Could there be a criminal campaign to break into the climate research centers of foreign governments, review their archives for damaging snippets of text, and then elevate a fringe conspiracy theory that climate change is a hoax by the world's scientists, civil society organizations, and governments to impose socialism upon the people of the world? If so, this story would be an eerie and ironic echo of Michael Crichton's "State of Fear" that was embraced by many of the same groups currently promoting the ClimateGate talking points.
However, most journalists seem content to play into the false balance trap that has served the opponents of climate action so well over the years, by looking only at cherry-picked quotes and disinformation turned out by the climate denial industry. While the surface parallels between Watergate and ClimateGate may be strong, to uncover the truth will require a serious investigation by media, law enforcement, or even international security organizations.

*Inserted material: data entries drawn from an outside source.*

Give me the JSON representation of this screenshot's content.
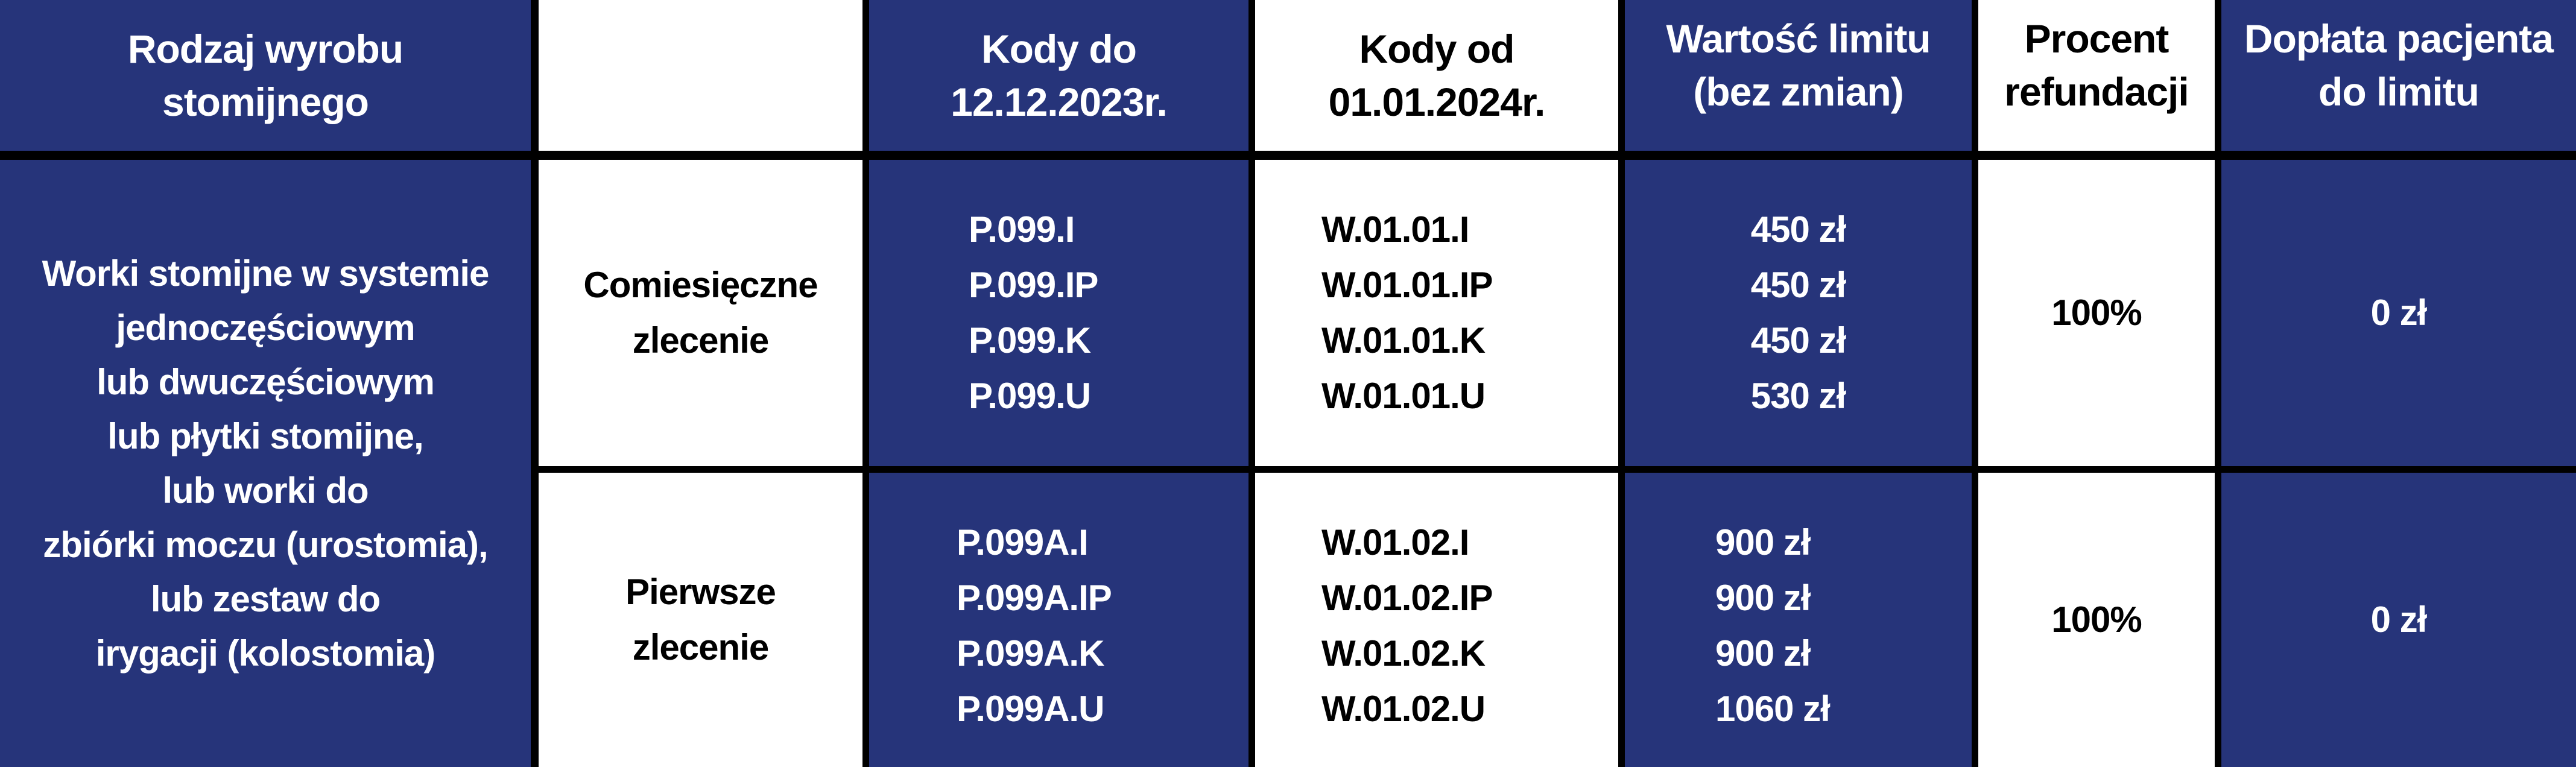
{
  "colors": {
    "navy": "#26347a",
    "white": "#ffffff",
    "border": "#000000"
  },
  "header": {
    "product_type": [
      "Rodzaj wyrobu",
      "stomijnego"
    ],
    "empty": "",
    "codes_until": [
      "Kody do",
      "12.12.2023r."
    ],
    "codes_from": [
      "Kody od",
      "01.01.2024r."
    ],
    "limit_value": [
      "Wartość limitu",
      "(bez zmian)"
    ],
    "refund_percent": [
      "Procent",
      "refundacji"
    ],
    "patient_copay": [
      "Dopłata pacjenta",
      "do limitu"
    ]
  },
  "product_description": [
    "Worki stomijne w systemie",
    "jednoczęściowym",
    "lub dwuczęściowym",
    "lub płytki stomijne,",
    "lub worki do",
    "zbiórki moczu (urostomia),",
    "lub zestaw do",
    "irygacji (kolostomia)"
  ],
  "rows": [
    {
      "order_type": [
        "Comiesięczne",
        "zlecenie"
      ],
      "codes_until": [
        "P.099.I",
        "P.099.IP",
        "P.099.K",
        "P.099.U"
      ],
      "codes_from": [
        "W.01.01.I",
        "W.01.01.IP",
        "W.01.01.K",
        "W.01.01.U"
      ],
      "limits": [
        "450 zł",
        "450 zł",
        "450 zł",
        "530 zł"
      ],
      "refund_percent": "100%",
      "patient_copay": "0 zł"
    },
    {
      "order_type": [
        "Pierwsze",
        "zlecenie"
      ],
      "codes_until": [
        "P.099A.I",
        "P.099A.IP",
        "P.099A.K",
        "P.099A.U"
      ],
      "codes_from": [
        "W.01.02.I",
        "W.01.02.IP",
        "W.01.02.K",
        "W.01.02.U"
      ],
      "limits": [
        "900 zł",
        "900 zł",
        "900 zł",
        "1060 zł"
      ],
      "refund_percent": "100%",
      "patient_copay": "0 zł"
    }
  ]
}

An investigation into who is coordinating, funding, and leading a last-ditch effort to stall climate legislation through the use of criminal tactics and a well-funded and coordinated disinformation campaign seems to be beyond the capacity of the field of journalism. An industry so critically wounded by budget and staffing cuts that it is perhaps unable or unwilling to spend the resources or staff time to tackle serious investigative issues, even if the direction of a policy critical to the future development of the global economy depends on the outcome.
If so, the question remains, who will get to the bottom of ClimateGate? This could be a scandal bigger than anybody has imagined.